What is Confidential Computing
Confidential Computing isolates sensitive data during processing in a protected CPU enclave. The content of the enclave, which are the processed data and the techniques used to process it, are only accessible to authorized programming codes. They are invisible and cannot be viewed by anyone, not even the cloud provider.
How does Confidential Computing work
In general, data must be unencrypted in memory, befroe it can be processed by an application. This makes data vulnerable to memory queries, root user compromise and other malicious attacks before, during and after processing.
Confidential Computing solves this cybersecurity challenge by using a hardware-based Trusted Execution Environment (TEE), which is a secure enclave within a CPU. The TEE is secured with embedded encryption keys. Embedded confirmation mechanisms ensure that only authorized application code has access to the keys. If malware or other unauthorized code attempts to access the keys, or if the authorized code is hacked or altered in any way, the TEE denies access to the keys and aborts the computing process.
In this way, sensitive data can remain protected in memory until the application instructs the TEE to decrypt the data for processing. While the data is decrypted throughout the computation process, it is invisible to the operating system, the hypervisor in a virtual machine (VM), to other compute stack resources and to the cloud service provider and its employees.
Why use Confidential Computing
Protect sensitive data
Combined with encryption of data at rest and in transit, confidential computing removes the biggest barrier to moving sensitive or highly regulated data sets and application workloads from on-premises computing environment to a cloud ecosystem.
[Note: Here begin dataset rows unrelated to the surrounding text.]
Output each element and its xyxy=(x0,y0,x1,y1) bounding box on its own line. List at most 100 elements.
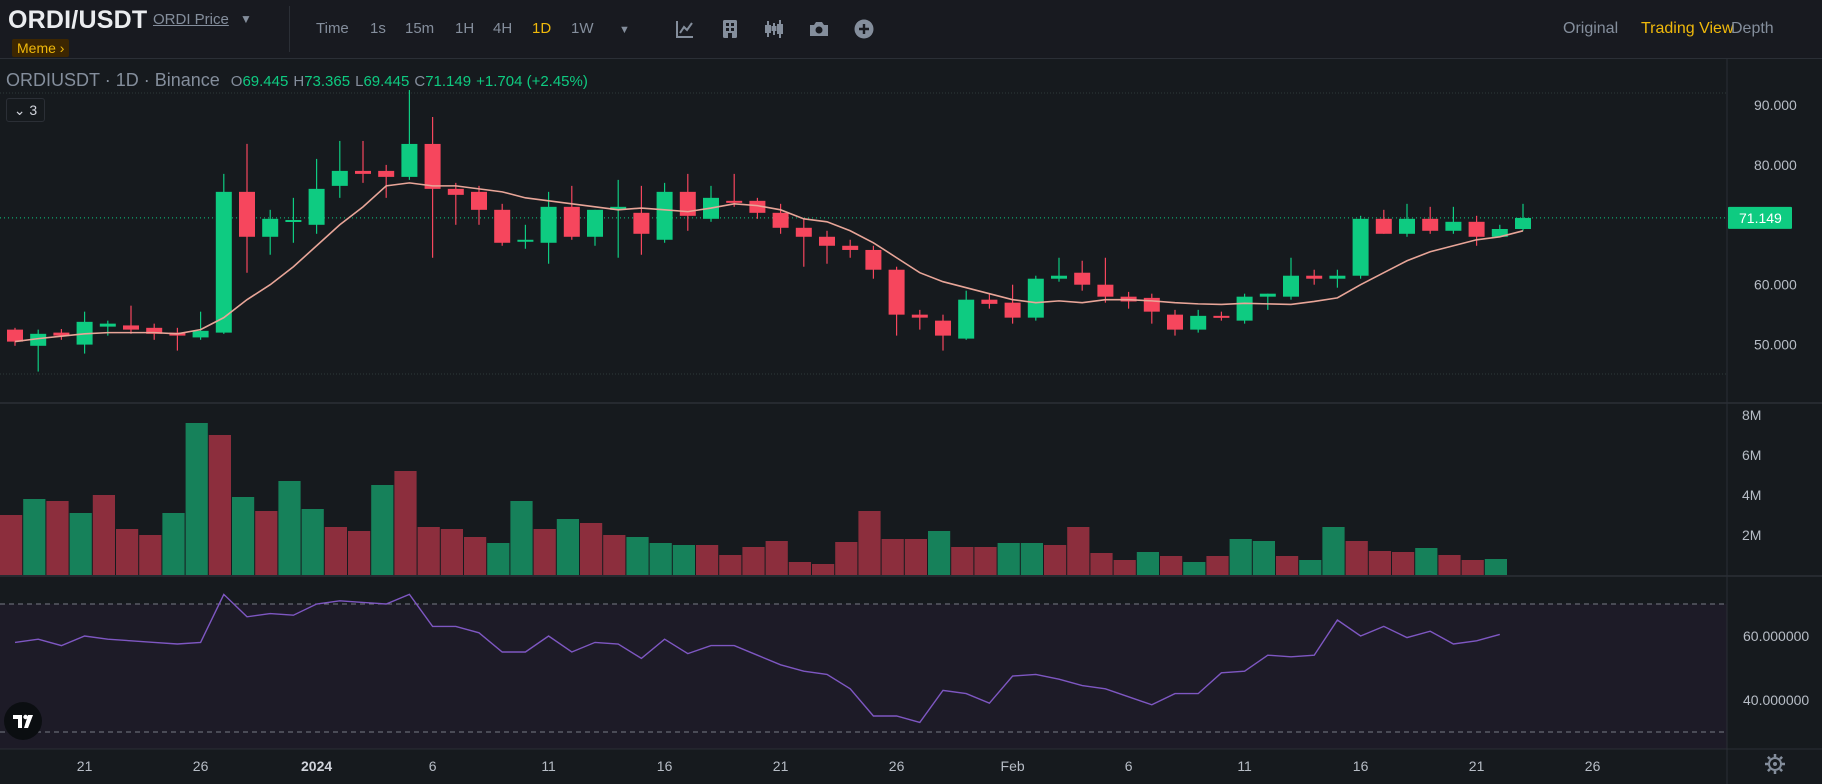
indicator-icon[interactable] xyxy=(674,18,696,40)
volume-tick-label: 8M xyxy=(1742,407,1761,423)
time-tick-label: 16 xyxy=(657,758,673,774)
rsi-tick-label: 40.000000 xyxy=(1743,692,1809,708)
rsi-pane-background xyxy=(0,604,1727,749)
candle-body xyxy=(1213,315,1230,318)
candle-body xyxy=(610,206,627,210)
candle-body xyxy=(1375,218,1392,234)
volume-bar xyxy=(1392,552,1415,575)
timeframe-more-chevron-icon[interactable]: ▼ xyxy=(619,24,630,36)
volume-bar xyxy=(232,497,255,575)
timeframe-1d[interactable]: 1D xyxy=(532,20,552,37)
volume-bar xyxy=(858,511,881,575)
volume-bar xyxy=(417,527,440,575)
timeframe-15m[interactable]: 15m xyxy=(405,20,435,37)
time-tick-label: 16 xyxy=(1353,758,1369,774)
candle-body xyxy=(1399,218,1415,234)
time-tick-label: 26 xyxy=(1585,758,1601,774)
candle-body xyxy=(517,239,534,242)
volume-bar xyxy=(904,539,927,575)
candle-body xyxy=(1027,278,1044,318)
candle-body xyxy=(7,329,23,342)
volume-bar xyxy=(1484,559,1507,575)
volume-bar xyxy=(951,547,974,575)
rsi-series xyxy=(0,593,1727,733)
time-tick-label: 26 xyxy=(889,758,905,774)
volume-bar xyxy=(556,519,579,575)
tradingview-logo[interactable] xyxy=(4,702,42,740)
volume-bar xyxy=(324,527,347,575)
settings-gear-icon[interactable] xyxy=(1763,752,1787,776)
volume-bar xyxy=(1322,527,1345,575)
candles-icon[interactable] xyxy=(763,18,785,40)
moving-average-line xyxy=(14,182,1524,343)
low-value: 69.445 xyxy=(363,73,410,90)
volume-bar xyxy=(1299,560,1322,575)
volume-bar xyxy=(835,542,858,575)
candle-body xyxy=(1097,284,1114,297)
volume-bar xyxy=(69,513,92,575)
chevron-down-icon[interactable]: ▼ xyxy=(240,12,252,26)
candle-body xyxy=(215,191,232,333)
candle-body xyxy=(795,227,812,237)
legend-interval: 1D xyxy=(115,70,139,90)
chart-legend: ORDIUSDT · 1D · Binance O69.445 H73.365 … xyxy=(6,70,588,90)
view-original[interactable]: Original xyxy=(1563,20,1619,37)
candle-body xyxy=(53,332,70,336)
time-tick-label: 21 xyxy=(1469,758,1485,774)
low-label: L xyxy=(355,73,364,90)
collapse-indicators-button[interactable]: ⌄ 3 xyxy=(6,98,45,122)
moving-average-series xyxy=(14,182,1524,343)
open-value: 69.445 xyxy=(242,73,289,90)
volume-bar xyxy=(1090,553,1113,575)
view-depth[interactable]: Depth xyxy=(1731,20,1774,37)
chart-style-icon[interactable] xyxy=(719,18,741,40)
volume-bar xyxy=(626,537,649,575)
volume-bar xyxy=(533,529,556,575)
volume-bar xyxy=(1183,562,1206,575)
timeframe-1s[interactable]: 1s xyxy=(370,20,386,37)
price-link[interactable]: ORDI Price xyxy=(153,11,229,28)
candle-body xyxy=(563,206,580,237)
volume-bar xyxy=(139,535,162,575)
candle-body xyxy=(1468,221,1485,237)
candle-body xyxy=(1236,296,1253,321)
volume-bar xyxy=(487,543,510,575)
candle-body xyxy=(1004,302,1021,318)
camera-icon[interactable] xyxy=(808,18,830,40)
timeframe-1w[interactable]: 1W xyxy=(571,20,594,37)
timeframe-4h[interactable]: 4H xyxy=(493,20,513,37)
category-tag[interactable]: Meme › xyxy=(12,39,70,57)
candle-body xyxy=(99,323,116,327)
volume-bar xyxy=(185,423,208,575)
candle-body xyxy=(262,218,279,237)
pair-title: ORDI/USDT xyxy=(8,6,148,34)
candle-body xyxy=(447,188,464,195)
candle-body xyxy=(192,330,209,338)
candle-body xyxy=(1515,217,1531,229)
candle-body xyxy=(1051,275,1067,279)
volume-bar xyxy=(1438,555,1461,575)
grid xyxy=(0,59,1822,784)
last-price-label: 71.149 xyxy=(1739,210,1782,226)
volume-bar xyxy=(208,435,231,575)
volume-bar xyxy=(928,531,951,575)
timeframe-1h[interactable]: 1H xyxy=(455,20,475,37)
price-tick-label: 50.000 xyxy=(1754,337,1797,353)
candle-body xyxy=(378,170,395,177)
volume-bar xyxy=(696,545,719,575)
volume-bar xyxy=(580,523,603,575)
volume-bar xyxy=(278,481,301,575)
add-icon[interactable] xyxy=(853,18,875,40)
timeframe-time[interactable]: Time xyxy=(316,20,349,37)
candle-body xyxy=(424,143,441,189)
chart-canvas[interactable]: 90.000 80.000 60.000 50.000 71.149 8M 6M 4M 2M 60… xyxy=(0,59,1822,784)
volume-bar xyxy=(1345,541,1368,575)
candle-body xyxy=(355,170,371,174)
candle-body xyxy=(331,170,348,186)
volume-bar xyxy=(672,545,695,575)
view-trading-view[interactable]: Trading View xyxy=(1641,20,1734,37)
candle-body xyxy=(842,245,859,250)
volume-bar xyxy=(46,501,69,575)
close-label: C xyxy=(414,73,426,90)
price-tick-label: 80.000 xyxy=(1754,157,1797,173)
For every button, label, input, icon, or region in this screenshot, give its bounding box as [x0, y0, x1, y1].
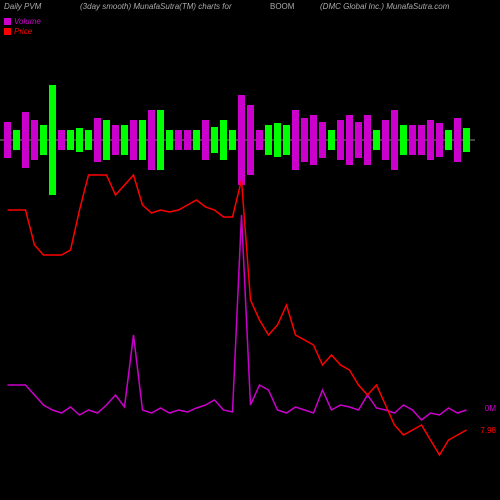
chart-header: Daily PVM (3day smooth) MunafaSutra(TM) … — [0, 2, 500, 16]
legend-swatch — [4, 28, 11, 35]
legend-swatch — [4, 18, 11, 25]
legend-label: Volume — [14, 17, 41, 26]
legend-item-volume: Volume — [4, 16, 41, 26]
axis-label: 0M — [485, 404, 496, 413]
chart-svg — [0, 35, 475, 475]
axis-label: 7.98 — [480, 426, 496, 435]
header-right: (DMC Global Inc.) MunafaSutra.com — [320, 2, 449, 11]
header-left: Daily PVM — [4, 2, 41, 11]
header-mid: (3day smooth) MunafaSutra(TM) charts for — [80, 2, 232, 11]
legend: Volume Price — [4, 16, 41, 36]
header-ticker: BOOM — [270, 2, 294, 11]
chart-area — [0, 35, 475, 475]
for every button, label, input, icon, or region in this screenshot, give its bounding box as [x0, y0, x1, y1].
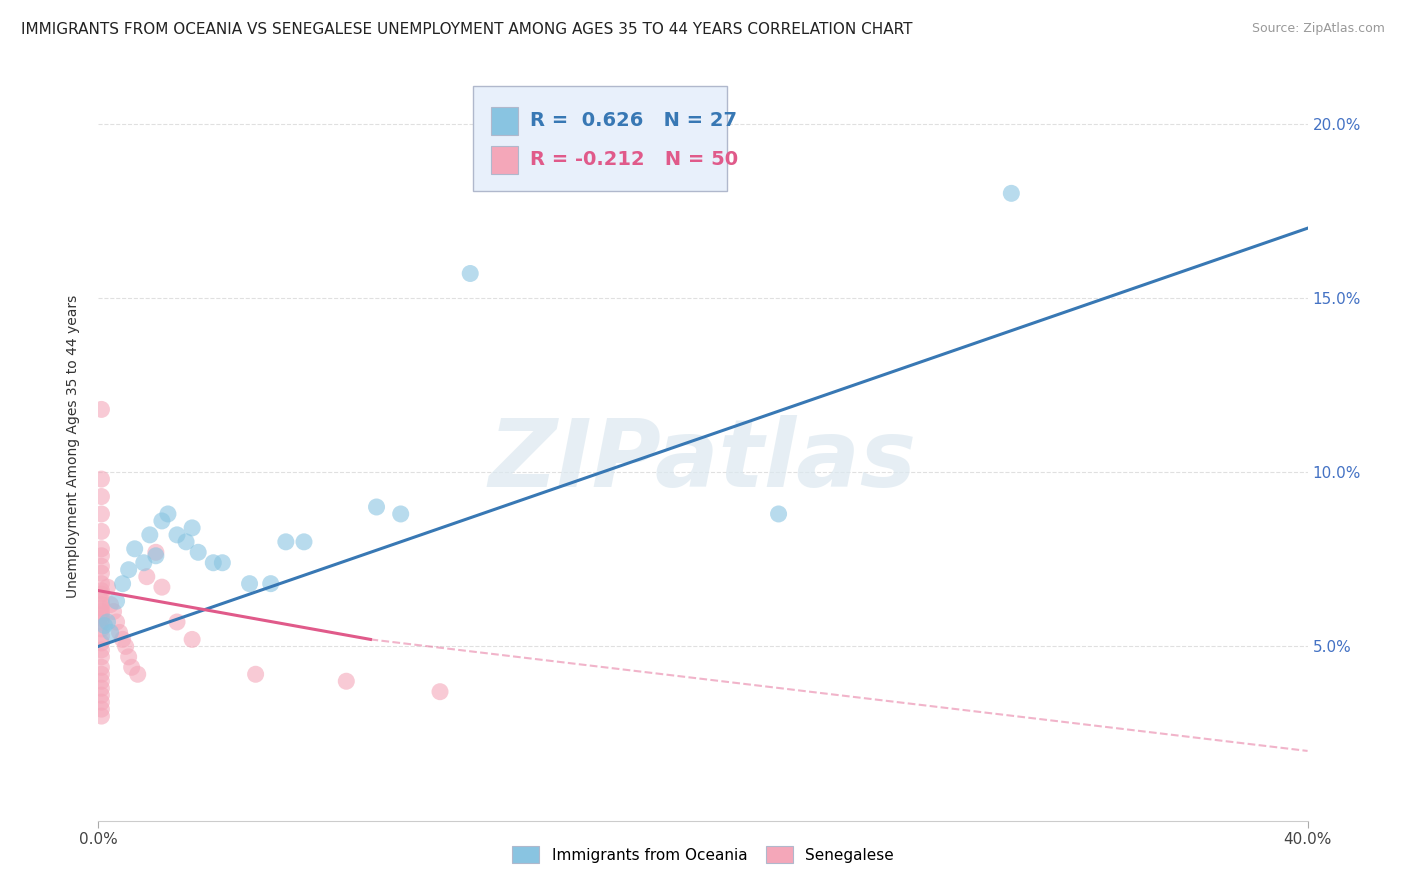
Point [90, 709, 112, 723]
Point [90, 587, 112, 601]
Point [90, 649, 112, 664]
Point [90, 472, 112, 486]
Point [90, 611, 112, 625]
Text: ZIPatlas: ZIPatlas [489, 415, 917, 507]
Point [335, 674, 357, 689]
Point [90, 594, 112, 608]
Point [90, 674, 112, 689]
Point [96, 615, 118, 629]
Point [124, 541, 146, 556]
Point [90, 490, 112, 504]
Point [150, 580, 173, 594]
Point [93, 618, 115, 632]
Point [100, 598, 122, 612]
Point [90, 507, 112, 521]
Point [118, 563, 141, 577]
Point [90, 622, 112, 636]
Point [114, 640, 136, 654]
Point [181, 521, 204, 535]
Point [90, 702, 112, 716]
Point [90, 636, 112, 650]
Point [90, 688, 112, 702]
Y-axis label: Unemployment Among Ages 35 to 44 years: Unemployment Among Ages 35 to 44 years [66, 294, 80, 598]
Point [181, 632, 204, 647]
Point [103, 605, 125, 619]
Text: Source: ZipAtlas.com: Source: ZipAtlas.com [1251, 22, 1385, 36]
Point [166, 615, 188, 629]
Point [90, 601, 112, 615]
Point [187, 545, 209, 559]
Point [429, 684, 451, 698]
Point [90, 566, 112, 581]
Point [145, 545, 167, 559]
Point [111, 632, 134, 647]
Legend: Immigrants from Oceania, Senegalese: Immigrants from Oceania, Senegalese [506, 840, 900, 869]
FancyBboxPatch shape [492, 145, 517, 174]
Point [389, 507, 412, 521]
Point [90, 583, 112, 598]
Point [90, 402, 112, 417]
Point [118, 649, 141, 664]
Point [166, 528, 188, 542]
Point [135, 570, 157, 584]
Point [90, 667, 112, 681]
Point [90, 549, 112, 563]
Point [108, 625, 131, 640]
Point [239, 576, 262, 591]
Point [132, 556, 155, 570]
Point [90, 681, 112, 696]
Point [127, 667, 149, 681]
Point [366, 500, 388, 514]
Point [150, 514, 173, 528]
Point [174, 534, 197, 549]
Point [90, 695, 112, 709]
Point [96, 580, 118, 594]
Point [292, 534, 315, 549]
FancyBboxPatch shape [492, 106, 517, 135]
Point [245, 667, 267, 681]
Point [458, 267, 481, 281]
Point [105, 615, 128, 629]
Point [90, 615, 112, 629]
Point [260, 576, 283, 591]
Point [139, 528, 162, 542]
Text: R = -0.212   N = 50: R = -0.212 N = 50 [530, 150, 738, 169]
Point [90, 559, 112, 574]
Point [90, 541, 112, 556]
Text: R =  0.626   N = 27: R = 0.626 N = 27 [530, 112, 737, 130]
Point [105, 594, 128, 608]
Point [145, 549, 167, 563]
Point [202, 556, 225, 570]
Point [100, 625, 122, 640]
Point [121, 660, 143, 674]
Point [90, 524, 112, 539]
Point [90, 605, 112, 619]
Point [90, 607, 112, 622]
Point [90, 598, 112, 612]
Point [90, 629, 112, 643]
Point [156, 507, 179, 521]
Point [1000, 186, 1022, 201]
Point [90, 660, 112, 674]
Point [274, 534, 297, 549]
Point [211, 556, 233, 570]
Point [768, 507, 790, 521]
Text: IMMIGRANTS FROM OCEANIA VS SENEGALESE UNEMPLOYMENT AMONG AGES 35 TO 44 YEARS COR: IMMIGRANTS FROM OCEANIA VS SENEGALESE UN… [21, 22, 912, 37]
Point [111, 576, 134, 591]
Point [90, 576, 112, 591]
FancyBboxPatch shape [474, 87, 727, 191]
Point [90, 643, 112, 657]
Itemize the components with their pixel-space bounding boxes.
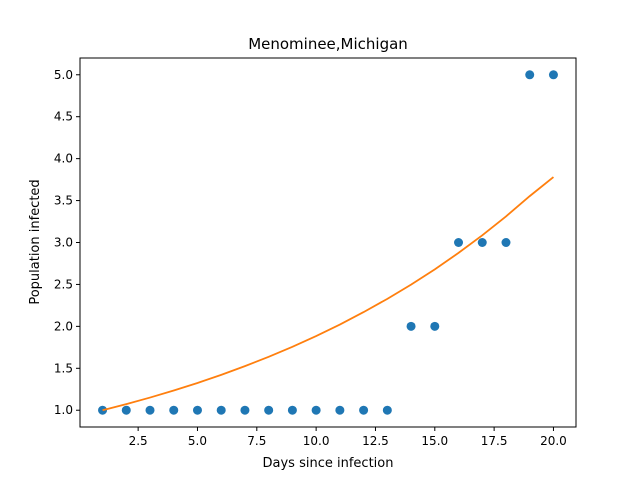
data-point — [264, 405, 274, 415]
data-point — [501, 238, 511, 247]
data-point — [335, 405, 345, 415]
y-tick-label: 3.0 — [54, 236, 73, 250]
data-point — [240, 405, 250, 415]
data-point — [359, 405, 369, 415]
y-tick-label: 1.5 — [54, 361, 73, 375]
x-axis-label: Days since infection — [263, 456, 394, 471]
x-tick-label: 5.0 — [188, 434, 207, 448]
data-point — [525, 70, 535, 80]
y-axis-label: Population infected — [28, 179, 43, 304]
x-tick-label: 10.0 — [303, 434, 330, 448]
data-point — [121, 405, 131, 415]
y-tick-label: 3.5 — [54, 194, 73, 208]
data-point — [287, 405, 297, 415]
y-tick-label: 1.0 — [54, 403, 73, 417]
data-point — [216, 405, 226, 415]
x-tick-label: 17.5 — [481, 434, 508, 448]
data-point — [477, 238, 487, 247]
y-tick-label: 5.0 — [54, 68, 73, 82]
data-point — [406, 321, 416, 331]
fit-curve-line — [102, 176, 555, 412]
chart-title: Menominee,Michigan — [248, 35, 408, 53]
x-tick-label: 15.0 — [421, 434, 448, 448]
data-point — [311, 405, 321, 415]
data-point — [192, 405, 202, 415]
data-point — [454, 238, 464, 247]
data-point — [430, 321, 440, 331]
x-tick-label: 2.5 — [129, 434, 148, 448]
data-point — [548, 70, 558, 80]
y-tick-label: 4.5 — [54, 110, 73, 124]
data-point — [145, 405, 155, 415]
y-tick-label: 2.5 — [54, 277, 73, 291]
data-point — [382, 405, 392, 415]
y-tick-label: 4.0 — [54, 152, 73, 166]
x-tick-label: 20.0 — [540, 434, 567, 448]
data-point — [169, 405, 179, 415]
x-tick-label: 12.5 — [362, 434, 389, 448]
x-tick-label: 7.5 — [247, 434, 266, 448]
y-tick-label: 2.0 — [54, 319, 73, 333]
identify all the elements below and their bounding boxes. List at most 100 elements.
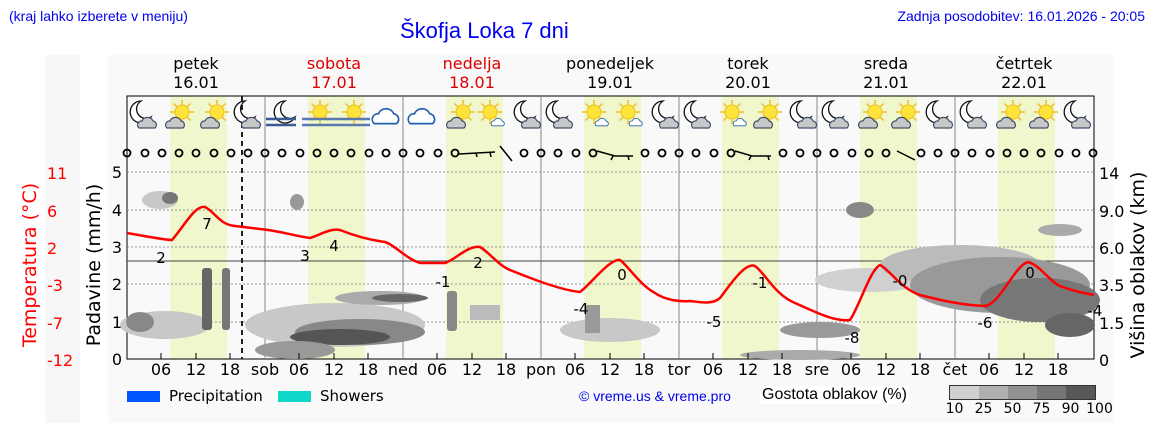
day-date: 22.01 [1001,73,1047,92]
day-date: 16.01 [173,73,219,92]
svg-text:06: 06 [427,360,447,379]
cloud-height-axis-ticks: 14 9.0 6.0 3.5 1.5 0 [1099,164,1124,370]
x-axis-labels: 06 12 18 sob 06 12 18 ned 06 12 18 pon 06 12 18 … [151,360,1068,379]
temperature-labels: 2 7 3 4 -1 2 -4 0 -5 -1 -8 -0 -6 0 -4 [156,215,1102,347]
day-header-sreda: sreda 21.01 [817,54,955,92]
svg-text:1.5: 1.5 [1099,314,1124,333]
svg-text:12: 12 [738,360,758,379]
x-axis-ticks [160,353,1059,359]
svg-text:tor: tor [668,360,691,379]
svg-text:9.0: 9.0 [1099,202,1124,221]
day-header-torek: torek 20.01 [679,54,817,92]
day-header-ponedeljek: ponedeljek 19.01 [541,54,679,92]
day-date: 21.01 [863,73,909,92]
day-date: 18.01 [449,73,495,92]
moon-cloud-icon [651,100,680,129]
svg-text:11: 11 [47,164,67,183]
moon-cloud-icon [513,100,542,129]
day-name: sobota [306,54,362,73]
svg-text:3: 3 [112,238,122,257]
day-header-nedelja: nedelja 18.01 [403,54,541,92]
legend-precipitation: Precipitation [127,387,263,405]
day-name: ponedeljek [566,54,654,73]
svg-text:2: 2 [473,254,483,272]
page-title: Škofja Loka 7 dni [400,18,569,43]
svg-text:06: 06 [979,360,999,379]
copyright-link[interactable]: © vreme.us & vreme.pro [579,388,731,404]
moon-cloud-icon [925,100,954,129]
moon-cloud-icon [789,100,818,129]
day-date: 17.01 [311,73,357,92]
svg-text:18: 18 [910,360,930,379]
cloud-density-scale-labels: 10 25 50 75 90 100 [945,401,1113,417]
cloud-icon [371,107,400,125]
day-name: petek [173,54,219,73]
svg-text:18: 18 [1048,360,1068,379]
showers-swatch [278,390,311,402]
moon-cloud-icon [959,100,988,129]
day-date: 20.01 [725,73,771,92]
svg-text:-5: -5 [707,313,722,331]
temp-axis-panel [45,55,80,423]
moon-cloud-icon [545,100,574,129]
svg-text:0: 0 [112,350,122,369]
svg-text:06: 06 [841,360,861,379]
temperature-line [126,205,1095,322]
day-header-sobota: sobota 17.01 [265,54,403,92]
sun-fog-icon [336,99,370,127]
cloud-height-axis-title: Višina oblakov (km) [1127,172,1149,359]
svg-text:06: 06 [151,360,171,379]
svg-text:5: 5 [112,163,122,182]
moon-cloud-icon [683,100,712,129]
svg-text:1: 1 [112,313,122,332]
sun-fog-icon [302,99,336,127]
svg-text:sob: sob [251,360,279,379]
svg-text:-1: -1 [753,274,768,292]
svg-text:06: 06 [703,360,723,379]
svg-text:12: 12 [1014,360,1034,379]
precipitation-axis-ticks: 5 4 3 2 1 0 [112,163,122,369]
wind-barbs [458,145,916,162]
svg-text:0: 0 [1025,264,1035,282]
svg-text:4: 4 [112,201,122,220]
svg-text:3: 3 [300,247,310,265]
moon-cloud-icon [233,100,262,129]
svg-text:-1: -1 [436,273,451,291]
svg-text:ned: ned [388,360,418,379]
svg-text:-4: -4 [1088,302,1103,320]
svg-text:06: 06 [565,360,585,379]
weather-icons-row [129,99,1092,129]
legend-label: Precipitation [169,387,263,405]
cloud-icon [407,107,436,125]
svg-text:pon: pon [526,360,556,379]
svg-text:18: 18 [220,360,240,379]
region-hint-link[interactable]: (kraj lahko izberete v meniju) [9,8,188,24]
cloud-density-scale [949,385,1096,400]
svg-text:2: 2 [156,249,166,267]
svg-text:06: 06 [289,360,309,379]
svg-text:6.0: 6.0 [1099,239,1124,258]
svg-text:18: 18 [358,360,378,379]
svg-text:12: 12 [186,360,206,379]
svg-text:-3: -3 [47,276,63,295]
moon-cloud-icon [821,100,850,129]
temperature-axis-ticks: 11 6 2 -3 -7 -12 [47,164,73,370]
svg-text:12: 12 [600,360,620,379]
legend-label: Showers [320,387,384,405]
svg-text:sre: sre [805,360,829,379]
cloud-density-layer [120,191,1100,360]
legend-showers: Showers [278,387,384,405]
svg-text:18: 18 [772,360,792,379]
day-header-petek: petek 16.01 [127,54,265,92]
svg-text:14: 14 [1099,164,1119,183]
svg-text:12: 12 [324,360,344,379]
svg-text:3.5: 3.5 [1099,276,1124,295]
svg-text:12: 12 [876,360,896,379]
day-date: 19.01 [587,73,633,92]
moon-cloud-icon [129,100,158,129]
svg-text:-12: -12 [47,351,73,370]
day-name: nedelja [442,54,502,73]
moon-cloud-icon [1063,100,1092,129]
svg-text:-0: -0 [893,272,908,290]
Protect intellectual property
Confidential computing is not only used to protect data. TEE can also be used to protect protected business logic, analysis functions, algorithms for machine learning or entire applications.
Work securely with partners
With Confidential Computing it is possible to combine sensitive data with another company's proprietary computing to develop new solutions while maintaining data confidentiality. Neither company has to share data or intellectual property if it doesn't want to.